Veröffentlichungen von Otto F. Kernberg (PDF)
Das war der Beitrag 2009:
WS 9: Übertragungsfokussierte Psychotherapie bei neurotischer Persönlichkeitsstruktur
Die übertragungsfokussierte Psychotherapie (TFP) ist eine aktualisierte Form der psychoanalytischen Psychotherapie. Sie wurde für Patienten entwickelt, die über eine integrierte Identität und überwiegend höhere Abwehrmechanismen verfügen und unter einer Persönlichkeitsstörung leiden, die durch besondere charakterliche Rigiditäten gekennzeichnet ist.
Zunächst soll ein kurzer Überblick über die wichtigsten Persönlichkeitsstörungen dieser höheren Strukturebene gegeben werden.

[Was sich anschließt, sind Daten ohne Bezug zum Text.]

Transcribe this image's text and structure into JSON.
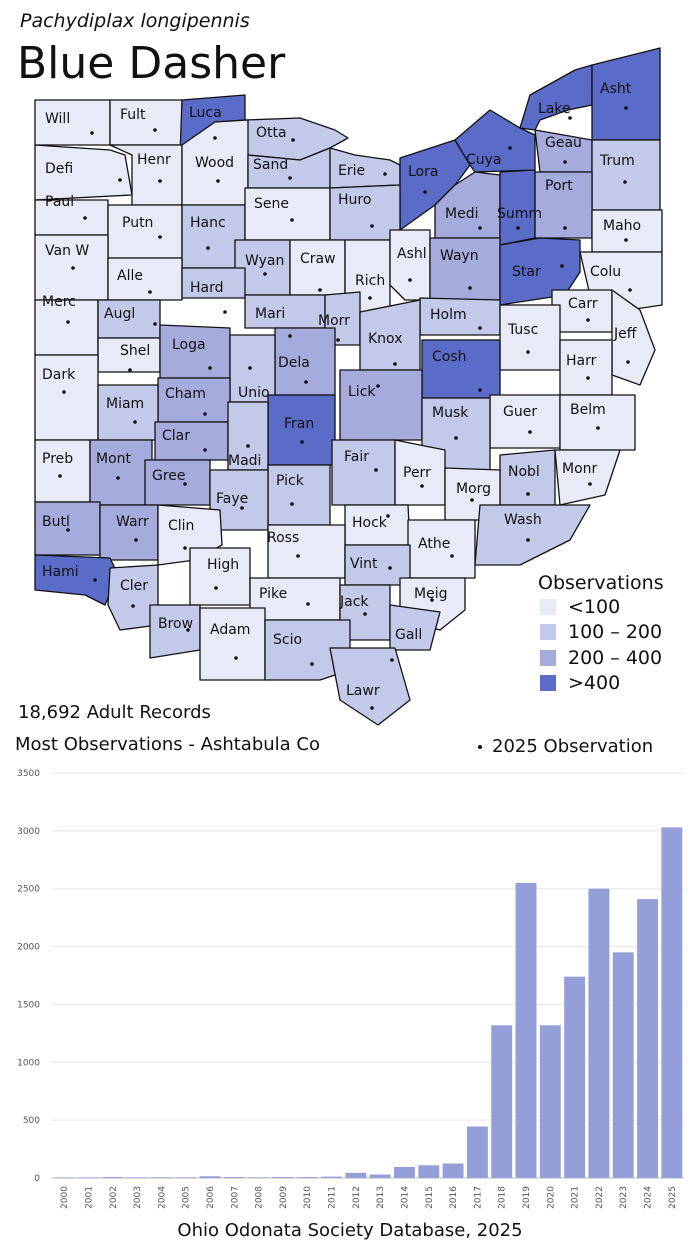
{
  "header": {
    "species": "Pachydiplax longipennis",
    "common_name": "Blue Dasher"
  },
  "legend": {
    "title": "Observations",
    "items": [
      {
        "label": "<100",
        "color": "#e8eaf7"
      },
      {
        "label": "100 – 200",
        "color": "#c3c9e8"
      },
      {
        "label": "200 – 400",
        "color": "#a5acdd"
      },
      {
        "label": ">400",
        "color": "#5a6cc8"
      }
    ]
  },
  "stats": {
    "records": "18,692 Adult Records",
    "most": "Most Observations - Ashtabula Co",
    "observation_key": "2025  Observation"
  },
  "counties": [
    {
      "name": "Will",
      "cls": 0
    },
    {
      "name": "Fult",
      "cls": 0
    },
    {
      "name": "Luca",
      "cls": 3
    },
    {
      "name": "Otta",
      "cls": 1
    },
    {
      "name": "Lake",
      "cls": 3
    },
    {
      "name": "Asht",
      "cls": 3
    },
    {
      "name": "Defi",
      "cls": 0
    },
    {
      "name": "Henr",
      "cls": 0
    },
    {
      "name": "Wood",
      "cls": 0
    },
    {
      "name": "Sand",
      "cls": 1
    },
    {
      "name": "Erie",
      "cls": 1
    },
    {
      "name": "Lora",
      "cls": 3
    },
    {
      "name": "Cuya",
      "cls": 3
    },
    {
      "name": "Geau",
      "cls": 2
    },
    {
      "name": "Trum",
      "cls": 1
    },
    {
      "name": "Paul",
      "cls": 0
    },
    {
      "name": "Putn",
      "cls": 0
    },
    {
      "name": "Hanc",
      "cls": 1
    },
    {
      "name": "Sene",
      "cls": 0
    },
    {
      "name": "Huro",
      "cls": 1
    },
    {
      "name": "Medi",
      "cls": 2
    },
    {
      "name": "Summ",
      "cls": 3
    },
    {
      "name": "Port",
      "cls": 2
    },
    {
      "name": "Maho",
      "cls": 0
    },
    {
      "name": "Van W",
      "cls": 0
    },
    {
      "name": "Alle",
      "cls": 0
    },
    {
      "name": "Wyan",
      "cls": 1
    },
    {
      "name": "Craw",
      "cls": 0
    },
    {
      "name": "Rich",
      "cls": 0
    },
    {
      "name": "Ashl",
      "cls": 0
    },
    {
      "name": "Wayn",
      "cls": 2
    },
    {
      "name": "Star",
      "cls": 3
    },
    {
      "name": "Colu",
      "cls": 0
    },
    {
      "name": "Merc",
      "cls": 0
    },
    {
      "name": "Hard",
      "cls": 1
    },
    {
      "name": "Augl",
      "cls": 1
    },
    {
      "name": "Mari",
      "cls": 1
    },
    {
      "name": "Morr",
      "cls": 1
    },
    {
      "name": "Holm",
      "cls": 1
    },
    {
      "name": "Carr",
      "cls": 0
    },
    {
      "name": "Tusc",
      "cls": 0
    },
    {
      "name": "Jeff",
      "cls": 0
    },
    {
      "name": "Shel",
      "cls": 0
    },
    {
      "name": "Loga",
      "cls": 2
    },
    {
      "name": "Knox",
      "cls": 1
    },
    {
      "name": "Dela",
      "cls": 2
    },
    {
      "name": "Cosh",
      "cls": 3
    },
    {
      "name": "Harr",
      "cls": 0
    },
    {
      "name": "Dark",
      "cls": 0
    },
    {
      "name": "Unio",
      "cls": 1
    },
    {
      "name": "Cham",
      "cls": 2
    },
    {
      "name": "Lick",
      "cls": 2
    },
    {
      "name": "Miam",
      "cls": 1
    },
    {
      "name": "Guer",
      "cls": 0
    },
    {
      "name": "Belm",
      "cls": 0
    },
    {
      "name": "Musk",
      "cls": 1
    },
    {
      "name": "Fran",
      "cls": 3
    },
    {
      "name": "Clar",
      "cls": 2
    },
    {
      "name": "Madi",
      "cls": 1
    },
    {
      "name": "Preb",
      "cls": 0
    },
    {
      "name": "Mont",
      "cls": 2
    },
    {
      "name": "Gree",
      "cls": 2
    },
    {
      "name": "Fair",
      "cls": 1
    },
    {
      "name": "Perr",
      "cls": 0
    },
    {
      "name": "Nobl",
      "cls": 1
    },
    {
      "name": "Monr",
      "cls": 0
    },
    {
      "name": "Pick",
      "cls": 1
    },
    {
      "name": "Morg",
      "cls": 0
    },
    {
      "name": "Faye",
      "cls": 1
    },
    {
      "name": "Butl",
      "cls": 2
    },
    {
      "name": "Warr",
      "cls": 2
    },
    {
      "name": "Clin",
      "cls": 0
    },
    {
      "name": "Hock",
      "cls": 0
    },
    {
      "name": "Wash",
      "cls": 1
    },
    {
      "name": "Ross",
      "cls": 0
    },
    {
      "name": "Athe",
      "cls": 0
    },
    {
      "name": "Vint",
      "cls": 1
    },
    {
      "name": "Hami",
      "cls": 3
    },
    {
      "name": "High",
      "cls": 0
    },
    {
      "name": "Cler",
      "cls": 1
    },
    {
      "name": "Pike",
      "cls": 0
    },
    {
      "name": "Jack",
      "cls": 1
    },
    {
      "name": "Meig",
      "cls": 0
    },
    {
      "name": "Brow",
      "cls": 1
    },
    {
      "name": "Adam",
      "cls": 0
    },
    {
      "name": "Scio",
      "cls": 1
    },
    {
      "name": "Gall",
      "cls": 1
    },
    {
      "name": "Lawr",
      "cls": 1
    }
  ],
  "chart_data": {
    "type": "bar",
    "categories": [
      "2000",
      "2001",
      "2002",
      "2003",
      "2004",
      "2005",
      "2006",
      "2007",
      "2008",
      "2009",
      "2010",
      "2011",
      "2012",
      "2013",
      "2014",
      "2015",
      "2016",
      "2017",
      "2018",
      "2019",
      "2020",
      "2021",
      "2022",
      "2023",
      "2024",
      "2025"
    ],
    "values": [
      5,
      5,
      8,
      6,
      6,
      6,
      15,
      8,
      6,
      8,
      8,
      12,
      45,
      30,
      95,
      110,
      125,
      445,
      1320,
      2550,
      1320,
      1740,
      2500,
      1950,
      2410,
      3030
    ],
    "ylim": [
      0,
      3500
    ],
    "yticks": [
      0,
      500,
      1000,
      1500,
      2000,
      2500,
      3000,
      3500
    ],
    "bar_color": "#949fda",
    "grid": true
  },
  "footer": {
    "source": "Ohio Odonata Society Database, 2025"
  }
}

Die Differentialdiagnostik sowie Indikation und Kontraindikation für die Anwendung von TFP bei diesen Störungen wird besprochen.
Strategien, Taktiken und Techniken der TFP werden analysiert. Hierzu werden folgende Aspekte näher untersucht: defensives Vorgehen, Übertragungsanalyse, Gegenübertragung, Charakteranalyse und das Spektrum der interpretierenden Interventionen.
Klinisches Fallmaterial soll das technische Vorgehen illustrieren. Abschließend werden die Unterschiede zu alternativen psychodynamischen Ansätzen skizziert.
31.10.2009, 9:45 – 13:00 Uhr (ausgebucht)
V 5: Mentalisierung, Achtsamkeit, Interpretation und Spaltung
In der psychodynamischen und in der Kognitiv-behavioralen Therapie wurden verschiedene Betrachtungsweisen und Denkansätze zur Selbstreflektion entwickelt. Diese unterschiedlichen Konzepte und deren klinische Implikationen werden am Beispiel ihrer Sicht frühkindlicher und reiferer seelischer Zustände verglichen.
Die wichtige wechselseitige Beziehung zwischen Selbstreflektion und der Fähigkeit zur Integration einander widersprechender seelischer Zustände wird verdeutlicht: Im Zuge der Entwicklung können frühkindliche Spaltungen interpretierend überwunden und in eine höhere Mentalisierungsebene überführt werden. In diesem Zusammenhang werden die beiden miteinander verwandten Konzepte der Empathie und der Einsicht als Bestandteil höher entwickelter Selbstreflektion untersucht.